Background
In a recent ruling, the Delhi High Court (“the Court”), in the case of PMV Maltings (P) Ltd1 (“the Company” or “the Assessee”), examined the interpretation of Fifth Proviso to Section 32(1) of the Income-tax Act, 1961 (“the Act”), in the context of depreciation claims following a demerger. The assessee acquired two malt production units through a Scheme of Arrangement and recorded goodwill in its books in FY 2013-14, claiming depreciation on it under Section 32(1) of the Act. The matter was examined initially by the Assessing Officer and later by the Delhi Tribunal (“the Tribunal”), which disallowed depreciation on the same for subsequent assessment years by applying the Fifth Proviso to Section 32(1) of the Act.
It is important to note that this summary does not deal with the question of whether goodwill is eligible for depreciation, as that principle was already settled in earlier decisions and subsequent amendment in the Act. The discussion here is confined specifically to the applicability of the Fifth Proviso to Section 32(1) and the period for which it governs the claim of depreciation following a demerger.

Facts of the case
- The Company acquired two malt production units situated at Pataudi (Haryana) and Kashipur (Uttarakhand) from Malt Company India Pvt. Ltd. (MCIPL) under a Scheme of Arrangement approved by the Delhi High Court on 5 October 2012, with 1 April 2013 as the appointed date.

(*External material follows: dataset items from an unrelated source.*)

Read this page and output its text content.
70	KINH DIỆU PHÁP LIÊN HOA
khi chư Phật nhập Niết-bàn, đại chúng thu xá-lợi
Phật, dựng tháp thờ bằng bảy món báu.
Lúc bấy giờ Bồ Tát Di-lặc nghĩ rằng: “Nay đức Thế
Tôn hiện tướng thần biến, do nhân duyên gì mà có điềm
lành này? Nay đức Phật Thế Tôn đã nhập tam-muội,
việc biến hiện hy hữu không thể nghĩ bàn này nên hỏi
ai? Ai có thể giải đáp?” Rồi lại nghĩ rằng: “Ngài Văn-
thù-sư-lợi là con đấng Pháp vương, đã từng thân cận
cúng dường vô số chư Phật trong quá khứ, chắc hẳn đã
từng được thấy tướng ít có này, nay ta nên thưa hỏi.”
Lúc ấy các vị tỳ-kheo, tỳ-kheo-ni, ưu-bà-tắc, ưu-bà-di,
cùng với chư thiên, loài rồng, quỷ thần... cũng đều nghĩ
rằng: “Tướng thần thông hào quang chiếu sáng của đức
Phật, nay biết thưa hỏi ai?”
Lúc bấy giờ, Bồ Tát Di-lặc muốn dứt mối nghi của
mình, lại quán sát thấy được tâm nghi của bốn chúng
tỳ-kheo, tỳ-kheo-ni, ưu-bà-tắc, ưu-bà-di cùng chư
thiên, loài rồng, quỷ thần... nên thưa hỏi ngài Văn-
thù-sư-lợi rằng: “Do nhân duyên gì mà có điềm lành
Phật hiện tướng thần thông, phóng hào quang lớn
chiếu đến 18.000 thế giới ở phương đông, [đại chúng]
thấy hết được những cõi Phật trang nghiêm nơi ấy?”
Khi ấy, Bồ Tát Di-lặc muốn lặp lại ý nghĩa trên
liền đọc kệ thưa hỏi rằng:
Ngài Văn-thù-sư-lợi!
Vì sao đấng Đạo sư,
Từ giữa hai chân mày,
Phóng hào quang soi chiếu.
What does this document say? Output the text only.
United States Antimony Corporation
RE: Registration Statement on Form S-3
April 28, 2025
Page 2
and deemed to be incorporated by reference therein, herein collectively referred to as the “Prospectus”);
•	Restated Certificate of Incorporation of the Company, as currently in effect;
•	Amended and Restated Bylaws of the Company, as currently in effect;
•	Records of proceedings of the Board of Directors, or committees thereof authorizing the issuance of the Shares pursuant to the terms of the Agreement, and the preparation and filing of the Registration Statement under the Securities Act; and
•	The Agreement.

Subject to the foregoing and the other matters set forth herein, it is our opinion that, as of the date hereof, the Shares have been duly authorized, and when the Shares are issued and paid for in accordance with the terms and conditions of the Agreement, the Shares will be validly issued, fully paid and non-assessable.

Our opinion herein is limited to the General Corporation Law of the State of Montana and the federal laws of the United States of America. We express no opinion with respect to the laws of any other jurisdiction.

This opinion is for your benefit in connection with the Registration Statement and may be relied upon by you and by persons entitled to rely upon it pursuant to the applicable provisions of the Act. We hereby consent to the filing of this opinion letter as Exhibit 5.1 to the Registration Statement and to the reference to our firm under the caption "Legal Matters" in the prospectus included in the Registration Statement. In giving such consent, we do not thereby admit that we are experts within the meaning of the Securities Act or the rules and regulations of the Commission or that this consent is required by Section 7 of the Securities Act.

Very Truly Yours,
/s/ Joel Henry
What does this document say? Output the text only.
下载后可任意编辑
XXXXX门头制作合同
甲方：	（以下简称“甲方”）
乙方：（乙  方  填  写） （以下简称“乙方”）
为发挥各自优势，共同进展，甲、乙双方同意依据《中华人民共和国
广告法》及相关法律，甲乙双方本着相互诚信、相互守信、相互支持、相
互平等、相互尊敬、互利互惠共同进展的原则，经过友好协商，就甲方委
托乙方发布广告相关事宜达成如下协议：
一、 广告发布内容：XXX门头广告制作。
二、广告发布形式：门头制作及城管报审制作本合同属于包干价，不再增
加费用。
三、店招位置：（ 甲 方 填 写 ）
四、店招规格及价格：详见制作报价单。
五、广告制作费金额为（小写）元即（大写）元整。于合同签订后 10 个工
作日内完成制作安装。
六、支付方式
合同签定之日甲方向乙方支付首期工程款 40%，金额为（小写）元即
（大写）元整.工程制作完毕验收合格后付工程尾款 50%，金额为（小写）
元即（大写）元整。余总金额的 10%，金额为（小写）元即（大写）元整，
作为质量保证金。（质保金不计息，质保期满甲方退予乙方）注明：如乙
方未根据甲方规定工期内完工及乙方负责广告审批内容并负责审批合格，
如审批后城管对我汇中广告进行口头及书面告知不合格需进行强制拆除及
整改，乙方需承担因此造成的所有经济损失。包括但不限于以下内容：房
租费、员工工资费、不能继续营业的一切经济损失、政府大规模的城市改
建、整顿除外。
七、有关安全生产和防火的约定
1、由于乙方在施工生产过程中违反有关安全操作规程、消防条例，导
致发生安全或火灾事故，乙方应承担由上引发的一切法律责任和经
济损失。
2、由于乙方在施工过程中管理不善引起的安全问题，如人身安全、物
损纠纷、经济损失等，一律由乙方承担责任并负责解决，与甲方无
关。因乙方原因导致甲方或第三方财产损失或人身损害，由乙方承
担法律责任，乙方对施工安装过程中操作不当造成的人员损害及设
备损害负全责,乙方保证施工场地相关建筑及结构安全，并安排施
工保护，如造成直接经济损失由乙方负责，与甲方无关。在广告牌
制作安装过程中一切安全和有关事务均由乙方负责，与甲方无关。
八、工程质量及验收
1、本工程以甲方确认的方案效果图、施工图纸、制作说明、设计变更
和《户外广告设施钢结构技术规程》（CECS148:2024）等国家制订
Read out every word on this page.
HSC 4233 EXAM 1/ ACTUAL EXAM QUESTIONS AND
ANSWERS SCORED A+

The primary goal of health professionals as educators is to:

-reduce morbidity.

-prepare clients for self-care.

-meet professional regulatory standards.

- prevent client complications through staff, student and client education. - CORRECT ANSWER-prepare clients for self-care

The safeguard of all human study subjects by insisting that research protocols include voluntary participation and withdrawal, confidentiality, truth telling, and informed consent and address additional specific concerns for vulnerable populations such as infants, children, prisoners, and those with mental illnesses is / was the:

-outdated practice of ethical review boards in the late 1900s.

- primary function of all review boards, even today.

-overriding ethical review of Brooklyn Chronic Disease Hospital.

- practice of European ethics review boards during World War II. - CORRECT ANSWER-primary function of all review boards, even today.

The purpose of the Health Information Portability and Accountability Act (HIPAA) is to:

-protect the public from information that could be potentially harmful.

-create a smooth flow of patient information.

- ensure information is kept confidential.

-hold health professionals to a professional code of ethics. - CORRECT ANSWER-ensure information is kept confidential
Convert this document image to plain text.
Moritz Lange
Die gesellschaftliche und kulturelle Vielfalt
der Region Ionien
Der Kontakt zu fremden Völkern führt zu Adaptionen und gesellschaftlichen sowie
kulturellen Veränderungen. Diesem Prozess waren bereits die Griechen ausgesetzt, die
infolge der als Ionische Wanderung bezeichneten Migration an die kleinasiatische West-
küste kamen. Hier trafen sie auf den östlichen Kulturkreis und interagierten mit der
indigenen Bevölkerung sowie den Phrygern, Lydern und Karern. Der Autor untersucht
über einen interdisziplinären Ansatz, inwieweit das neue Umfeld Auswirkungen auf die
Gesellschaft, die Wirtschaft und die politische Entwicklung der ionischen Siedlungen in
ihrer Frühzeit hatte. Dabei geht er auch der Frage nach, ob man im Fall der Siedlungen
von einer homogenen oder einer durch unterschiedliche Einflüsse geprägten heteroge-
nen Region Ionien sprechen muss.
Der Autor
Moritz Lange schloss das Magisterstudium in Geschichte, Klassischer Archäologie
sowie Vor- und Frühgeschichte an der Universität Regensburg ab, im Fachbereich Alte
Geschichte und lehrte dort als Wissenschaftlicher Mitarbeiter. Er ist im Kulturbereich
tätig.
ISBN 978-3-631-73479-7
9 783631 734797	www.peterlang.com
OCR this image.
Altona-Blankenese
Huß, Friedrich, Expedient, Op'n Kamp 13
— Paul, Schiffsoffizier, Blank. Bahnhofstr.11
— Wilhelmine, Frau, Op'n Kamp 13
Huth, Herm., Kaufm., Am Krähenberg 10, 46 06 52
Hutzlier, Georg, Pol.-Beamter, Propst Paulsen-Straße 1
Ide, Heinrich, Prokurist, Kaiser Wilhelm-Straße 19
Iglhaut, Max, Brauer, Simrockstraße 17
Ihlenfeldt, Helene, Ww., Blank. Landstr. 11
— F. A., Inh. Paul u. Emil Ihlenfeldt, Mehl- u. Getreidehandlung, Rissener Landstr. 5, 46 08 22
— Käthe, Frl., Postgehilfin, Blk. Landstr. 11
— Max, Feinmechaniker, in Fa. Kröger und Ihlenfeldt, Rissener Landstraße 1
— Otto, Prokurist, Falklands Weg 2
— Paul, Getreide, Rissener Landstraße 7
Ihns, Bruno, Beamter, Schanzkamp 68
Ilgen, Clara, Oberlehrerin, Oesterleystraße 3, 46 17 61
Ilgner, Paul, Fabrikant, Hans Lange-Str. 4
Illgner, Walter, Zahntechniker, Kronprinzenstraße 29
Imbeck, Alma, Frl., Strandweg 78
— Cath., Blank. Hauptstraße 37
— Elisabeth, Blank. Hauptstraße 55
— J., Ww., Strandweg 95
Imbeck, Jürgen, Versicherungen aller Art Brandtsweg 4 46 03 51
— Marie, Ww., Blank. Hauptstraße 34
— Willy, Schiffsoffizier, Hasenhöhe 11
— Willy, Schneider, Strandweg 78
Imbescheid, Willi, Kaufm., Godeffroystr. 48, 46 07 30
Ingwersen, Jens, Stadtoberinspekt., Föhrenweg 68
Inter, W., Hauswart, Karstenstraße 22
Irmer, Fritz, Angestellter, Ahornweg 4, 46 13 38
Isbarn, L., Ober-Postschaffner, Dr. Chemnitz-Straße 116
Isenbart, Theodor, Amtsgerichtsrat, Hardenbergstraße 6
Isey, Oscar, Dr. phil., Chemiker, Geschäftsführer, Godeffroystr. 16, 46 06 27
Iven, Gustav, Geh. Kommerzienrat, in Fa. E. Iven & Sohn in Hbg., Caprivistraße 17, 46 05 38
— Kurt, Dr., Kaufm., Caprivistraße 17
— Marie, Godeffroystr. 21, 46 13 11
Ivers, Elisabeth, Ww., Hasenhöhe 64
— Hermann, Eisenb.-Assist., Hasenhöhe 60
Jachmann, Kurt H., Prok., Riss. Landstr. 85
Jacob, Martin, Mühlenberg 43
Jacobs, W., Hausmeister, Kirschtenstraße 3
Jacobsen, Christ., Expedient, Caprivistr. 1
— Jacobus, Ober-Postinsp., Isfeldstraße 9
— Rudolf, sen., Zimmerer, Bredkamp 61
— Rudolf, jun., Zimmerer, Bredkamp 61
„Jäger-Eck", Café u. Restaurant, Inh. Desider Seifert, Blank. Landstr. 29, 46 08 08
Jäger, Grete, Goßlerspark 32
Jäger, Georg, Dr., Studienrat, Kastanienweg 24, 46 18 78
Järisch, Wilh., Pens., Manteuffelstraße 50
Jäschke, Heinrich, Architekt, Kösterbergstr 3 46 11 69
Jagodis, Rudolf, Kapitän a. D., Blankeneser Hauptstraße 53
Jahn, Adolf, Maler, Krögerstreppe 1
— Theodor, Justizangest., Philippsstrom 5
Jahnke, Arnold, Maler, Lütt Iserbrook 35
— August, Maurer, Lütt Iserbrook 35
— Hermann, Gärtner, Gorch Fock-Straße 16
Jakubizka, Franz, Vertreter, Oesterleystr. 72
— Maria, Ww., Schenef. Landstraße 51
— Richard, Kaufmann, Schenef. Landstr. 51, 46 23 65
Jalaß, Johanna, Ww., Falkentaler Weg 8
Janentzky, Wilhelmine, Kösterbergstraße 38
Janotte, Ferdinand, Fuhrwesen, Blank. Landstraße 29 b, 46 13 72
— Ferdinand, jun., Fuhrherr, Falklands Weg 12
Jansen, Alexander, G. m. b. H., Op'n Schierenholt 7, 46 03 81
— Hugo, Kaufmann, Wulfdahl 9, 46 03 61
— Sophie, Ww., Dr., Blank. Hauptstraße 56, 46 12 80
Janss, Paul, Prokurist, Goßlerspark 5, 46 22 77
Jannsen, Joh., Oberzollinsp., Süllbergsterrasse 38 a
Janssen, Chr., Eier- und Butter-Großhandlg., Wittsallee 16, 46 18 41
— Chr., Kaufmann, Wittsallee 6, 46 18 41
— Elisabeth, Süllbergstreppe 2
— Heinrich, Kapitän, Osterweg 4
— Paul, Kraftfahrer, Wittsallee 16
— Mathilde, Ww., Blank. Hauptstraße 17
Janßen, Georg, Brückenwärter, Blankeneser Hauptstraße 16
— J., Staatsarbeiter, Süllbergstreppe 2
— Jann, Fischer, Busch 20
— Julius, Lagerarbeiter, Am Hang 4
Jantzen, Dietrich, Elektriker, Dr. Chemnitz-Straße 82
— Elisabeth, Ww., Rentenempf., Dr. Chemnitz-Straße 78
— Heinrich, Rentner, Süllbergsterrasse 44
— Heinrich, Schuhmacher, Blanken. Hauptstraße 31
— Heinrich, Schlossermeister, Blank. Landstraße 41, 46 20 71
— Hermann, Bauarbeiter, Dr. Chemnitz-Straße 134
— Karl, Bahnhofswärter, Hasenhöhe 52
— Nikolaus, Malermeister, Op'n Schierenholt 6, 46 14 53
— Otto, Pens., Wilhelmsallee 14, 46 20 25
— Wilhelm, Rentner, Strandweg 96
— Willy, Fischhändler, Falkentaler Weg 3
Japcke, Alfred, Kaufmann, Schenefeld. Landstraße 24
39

- The difference between the purchase consideration and the net value of assets acquired was recorded in the assessee’s books as goodwill amounting to INR 16.62 crore in Financial Year 2013–14 (corresponding to AY 2014–15).
- The assessee claimed depreciation at the rate of 25 per cent under Section 32(1) on this goodwill for assessment years 2014–15, 2015–16 and 2016–17.
- The Assessing Officer and subsequently the Tribunal accepted that goodwill constitutes an intangible asset eligible for depreciation under Section 32(1), in line with the Supreme Court’s decision in CIT v. Smifs Securities Ltd.2 However, the Tribunal disallowed the depreciation claim for AYs 2015–16 and 2016–17 based solely on the Fifth Proviso to Section 32(1) of the Income-tax Act, 1961, which regulates aggregate depreciation allowable where succession or demerger occurs.
- Aggrieved by this disallowance, the assessee filed an appeal before the Delhi High Court.
Key Issues
- Whether the restriction contained in the Fifth Proviso to Section 32(1) of the Act applies only in the year of succession or continues to limit the claim of depreciation by the resulting company in subsequent assessment years following a demerger.
Key Takeaways
- Applicability of Fifth Proviso to Section 32(1) in subsequent years of demerger
- The Court examined the scope and application of the Fifth Proviso to Section 32(1) and held that the proviso governs only the aggregate depreciation allowable to the predecessor and successor in the year of succession, amalgamation, or demerger.
- The Court observed that the purpose of Fifth Proviso is merely to ensure that in the year of restructuring, the total deduction for depreciation does not exceed the amount that would have been allowable had the restructuring not taken place.
- Since the Scheme of Arrangement between MCIPL and PMV Maltings (P.) Ltd. became effective from 1 April 2013 (AY 2014–15), the Court held that the Fifth Proviso could not have any bearing on the depreciation claimed in subsequent assessment years, namely 2015–16 and 2016–17.
- The Court emphasized that once the succession has taken effect, the resulting company becomes the sole owner of the assets, and there is no longer a question of aggregate depreciation being shared with the predecessor.
- In support of its interpretation, the Court relied upon the following judicial precedents:
- Accordingly, the Court held that the Fifth Proviso to Section 32(1) was relevant only for the assessment year in which the demerger took effect, i.e., AY 2014–15 and had no application to subsequent years.
Conclusion
The ruling of the Delhi High Court clearly delineates the scope of the Fifth Proviso to Section 32(1), confirming that its application is restricted to the year in which the succession or demerger takes place. By setting aside the Tribunal’s order, the Court reaffirmed that once the transfer of assets has taken effect, the resulting company is entitled to claim depreciation. The judgment provides interpretative certainty and ensures consistency in the application of depreciation provisions in cases involving corporate restructuring.
Kretha Comments
This ruling provides clarity on the temporal scope of the Fifth Proviso of Section 32(1). By holding that the proviso applies only in the year of succession, the Court has clarified that its purpose is limited to regulating the aggregate depreciation claim in the transition year and does not impose an ongoing restriction in subsequent years.
It also aligns with judicial precedents from other High Courts, thereby contributing to a uniform and consistent interpretation of the Fifth Proviso across jurisdictions.